GstElement* elem = appCtx[0]->pipeline.instance_bins[0].osd_bin.bin;
if (elem) {
    GstPad* _pad = gst_element_get_static_pad (elem, "sink");
    if (!_pad) {
        NVGSTDS_ERR_MSG_V ("Unable to get src pad\n");
        should_goto_done = TRUE;
    } else {
        gst_pad_add_probe (_pad, GST_PAD_PROBE_TYPE_BUFFER,
            save_rendered_frame_probe, (gpointer) obj_ctx_handle, NULL);
            gst_object_unref (_pad);
    }
} else {
    g_print ("cannot add save_rendered_frame_probe as elem is null\n");
    should_goto_done = TRUE;
}

but crashes is I add it to the src pad (i.e replace “sink” to “src” in gst_element_get_static_pad call.

Any idea why? Iere is my pipeline graph, just in case.
playing.pdf (51.1 KB)

And by the way, how to make my app to dump core if it crashes?

The osd_bin is constructed by nvvideoconvert and nvdsosd. After you “add it to the src pad”, the video format is converted from NV12 to RGBA, nvds_obj_enc_process() only support NV12 format encoding.

Plaese make sure to use nvds_obj_enc_process() with NV12 format.

Ok. I think nvvideoconvert is used to convert buffer into RGBA as nvdsosd takes that format as input.
The trouble is in the documentation I didn’t see anything about

and it’s not open source, is it?
Anyway, could you show me how to make sure it uses NV12 format?
Perhaps I need to add another nvvideoconvert after nvdsosd?

You can dump the graph to check the format if you don’t want to the source code line by line. DeepStream SDK FAQ - Intelligent Video Analytics / DeepStream SDK - NVIDIA Developer Forums

Yes.

I included the graph in my previous reply so yes, I know how to do that but that wasn’t my question.
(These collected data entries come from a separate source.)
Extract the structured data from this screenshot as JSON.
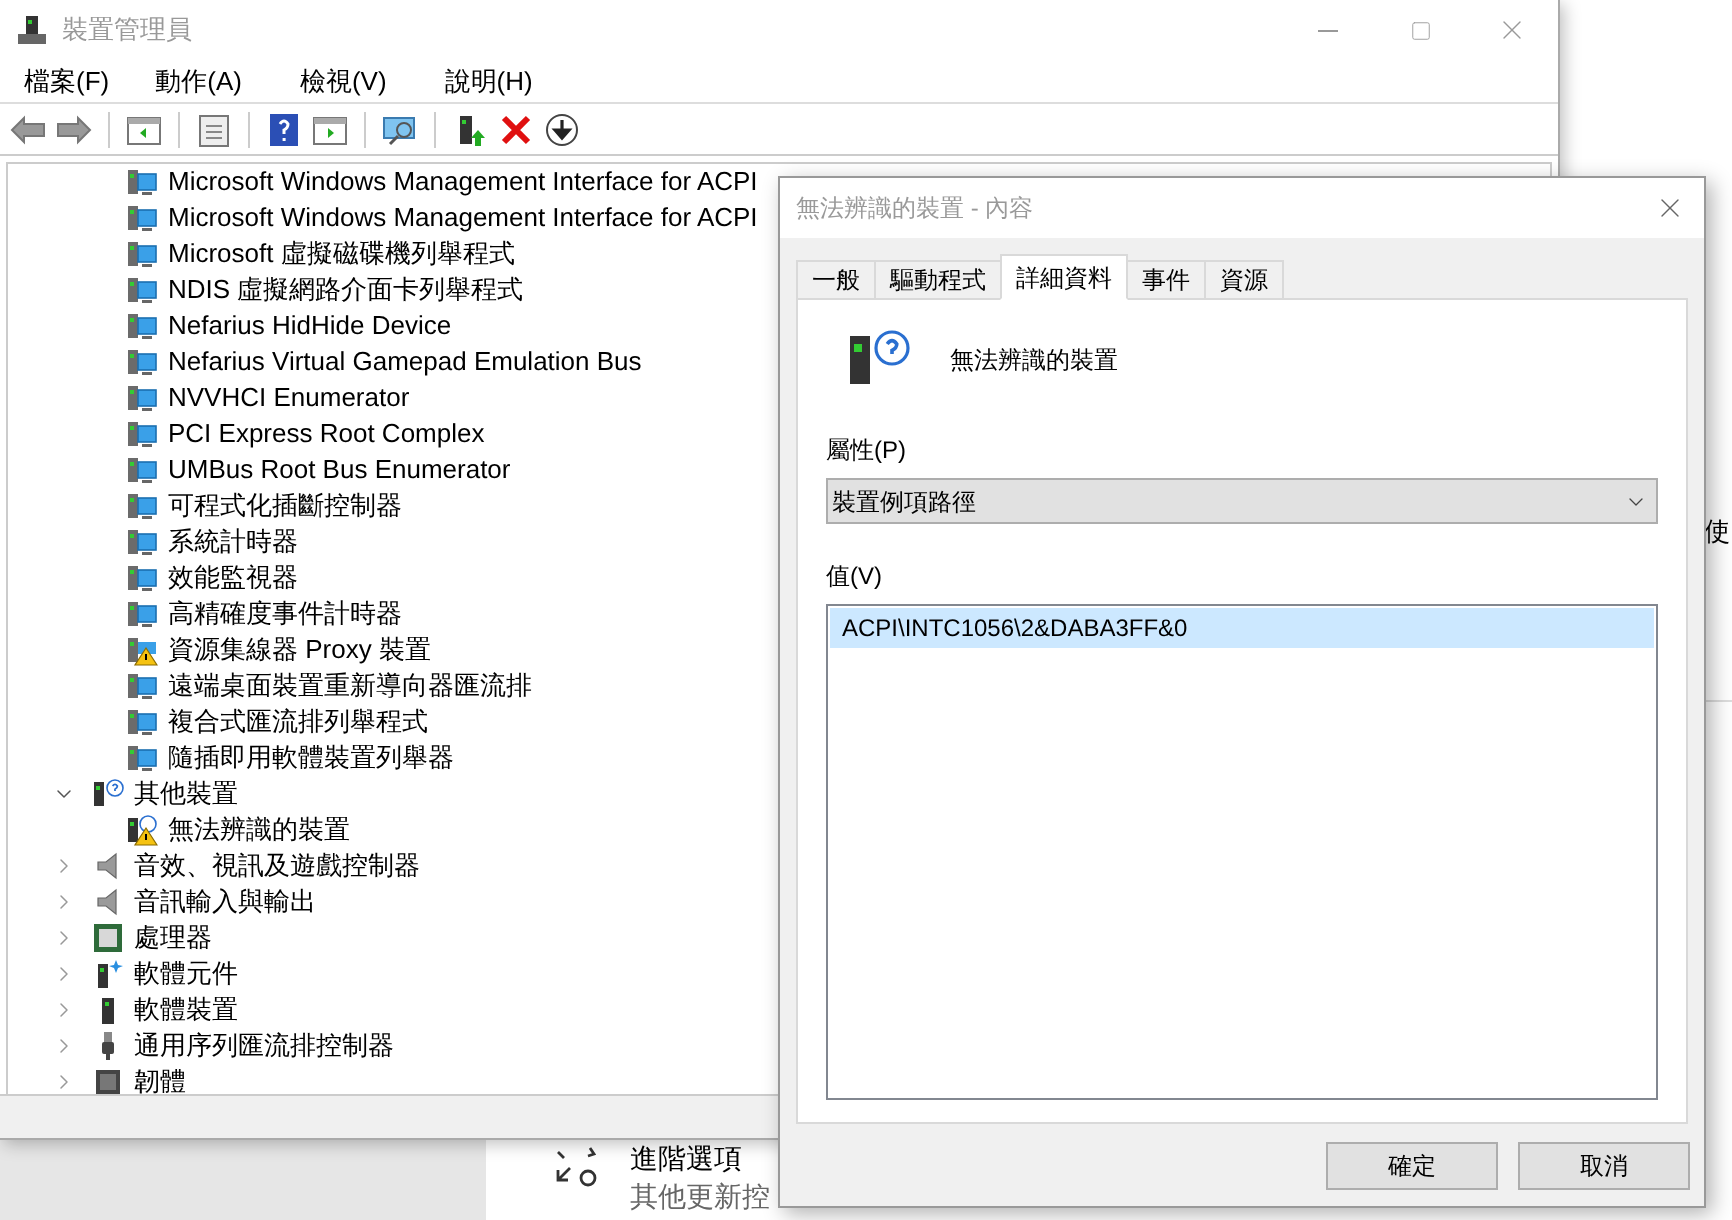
{
  "background_window": {
    "side_text": "使",
    "advanced_options": {
      "title": "進階選項",
      "subtitle": "其他更新控"
    }
  },
  "main_window": {
    "title": "裝置管理員",
    "menu": [
      "檔案(F)",
      "動作(A)",
      "檢視(V)",
      "說明(H)"
    ],
    "tree_partial_children": [
      {
        "label": "Microsoft Windows Management Interface for ACPI",
        "kind": "system"
      },
      {
        "label": "Microsoft Windows Management Interface for ACPI",
        "kind": "system"
      },
      {
        "label": "Microsoft 虛擬磁碟機列舉程式",
        "kind": "system"
      },
      {
        "label": "NDIS 虛擬網路介面卡列舉程式",
        "kind": "system"
      },
      {
        "label": "Nefarius HidHide Device",
        "kind": "system"
      },
      {
        "label": "Nefarius Virtual Gamepad Emulation Bus",
        "kind": "system"
      },
      {
        "label": "NVVHCI Enumerator",
        "kind": "system"
      },
      {
        "label": "PCI Express Root Complex",
        "kind": "system"
      },
      {
        "label": "UMBus Root Bus Enumerator",
        "kind": "system"
      },
      {
        "label": "可程式化插斷控制器",
        "kind": "system"
      },
      {
        "label": "系統計時器",
        "kind": "system"
      },
      {
        "label": "效能監視器",
        "kind": "system"
      },
      {
        "label": "高精確度事件計時器",
        "kind": "system"
      },
      {
        "label": "資源集線器 Proxy 裝置",
        "kind": "warning"
      },
      {
        "label": "遠端桌面裝置重新導向器匯流排",
        "kind": "system"
      },
      {
        "label": "複合式匯流排列舉程式",
        "kind": "system"
      },
      {
        "label": "隨插即用軟體裝置列舉器",
        "kind": "system"
      }
    ],
    "tree": [
      {
        "label": "其他裝置",
        "kind": "unknown",
        "expanded": true,
        "children": [
          {
            "label": "無法辨識的裝置",
            "kind": "warning-unknown"
          }
        ]
      },
      {
        "label": "音效、視訊及遊戲控制器",
        "kind": "speaker",
        "expanded": false
      },
      {
        "label": "音訊輸入與輸出",
        "kind": "speaker",
        "expanded": false
      },
      {
        "label": "處理器",
        "kind": "processor",
        "expanded": false
      },
      {
        "label": "軟體元件",
        "kind": "software-component",
        "expanded": false
      },
      {
        "label": "軟體裝置",
        "kind": "software-device",
        "expanded": false
      },
      {
        "label": "通用序列匯流排控制器",
        "kind": "usb",
        "expanded": false
      },
      {
        "label": "韌體",
        "kind": "firmware",
        "expanded": false
      }
    ]
  },
  "properties_dialog": {
    "title": "無法辨識的裝置 - 內容",
    "tabs": [
      {
        "label": "一般",
        "selected": false
      },
      {
        "label": "驅動程式",
        "selected": false
      },
      {
        "label": "詳細資料",
        "selected": true
      },
      {
        "label": "事件",
        "selected": false
      },
      {
        "label": "資源",
        "selected": false
      }
    ],
    "device_name": "無法辨識的裝置",
    "property_label": "屬性(P)",
    "property_value": "裝置例項路徑",
    "value_label": "值(V)",
    "values": [
      {
        "text": "ACPI\\INTC1056\\2&DABA3FF&0",
        "selected": true
      }
    ],
    "buttons": [
      "確定",
      "取消"
    ]
  }
}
That was a lot of help indeed, thank you.
Ok, I used deepstream-faciallandmark-app as an example how to construct a pipeline that converts OSD output into jpeg file, here’s my code

GstElement *sink = NULL, *nvvidconv1 = NULL,
    *outenc = NULL, *capfilt = NULL;
GstElement *queue6 = NULL, *queue7 = NULL;
GstCaps *caps = NULL;
gchar filename[]="debug/full_frame.jpg";

nvvidconv1 = gst_element_factory_make ("nvvideoconvert", "nvvid-converter1");
capfilt = gst_element_factory_make ("capsfilter", "nvvideo-caps");
queue6 = gst_element_factory_make ("queue", "queue6");
outenc = gst_element_factory_make ("jpegenc", "jpegenc");
queue7 = gst_element_factory_make ("queue", "queue7");
sink = gst_element_factory_make ("filesink", "nvvideo-renderer");

if (!nvvidconv1 || !sink  || !capfilt || !outenc || !queue6 || !queue7) {
    g_printerr ("One element could not be created. Exiting.\n");
    return;
}
        
caps =
    gst_caps_new_simple ("video/x-raw", "format", G_TYPE_STRING,
        "I420", NULL);
g_object_set (G_OBJECT (capfilt), "caps", caps, NULL);

g_object_set (G_OBJECT (sink), "sync", 0, "async", false,NULL);
g_object_set (G_OBJECT (sink), "location", filename,NULL);
g_object_set (G_OBJECT (sink), "enable-last-sample", false,NULL);
gst_bin_add_many (GST_BIN (appCtx[0]->pipeline.pipeline), nvvidconv1, outenc, capfilt, 
    queue6, queue7, NULL);

if (!appCtx[0]->pipeline.instance_bins[0].osd_bin.nvosd) {
    g_printerr ("nvosd=NULL\n");
    return;
}
        
if (!gst_element_link_many (appCtx[0]->pipeline.instance_bins[0].osd_bin.nvosd, queue6, nvvidconv1, capfilt, queue7,
    outenc, sink, NULL)) {
    g_printerr ("OSD and sink elements link failure.\n");
    return;
}

and it fails to link elements, I get “OSD and sink elements link failure.”
How can I make it work?
Just a remainder, the graph of my pipeline is in my previous message and my application is based on deepstream-app so it uses those NvDsPipeline structures.

Please debug by yourself.

That’s fantastic, honestly.
Nvidia provides no source code, no documentation, no examples and no slightest help to developers in forum apart from “please debug by yourself” - that’s the way to go.
That’s the way to gain new users of their solutions.
Definitely wouldn’t recommend Nvidia to any business based on that from now on.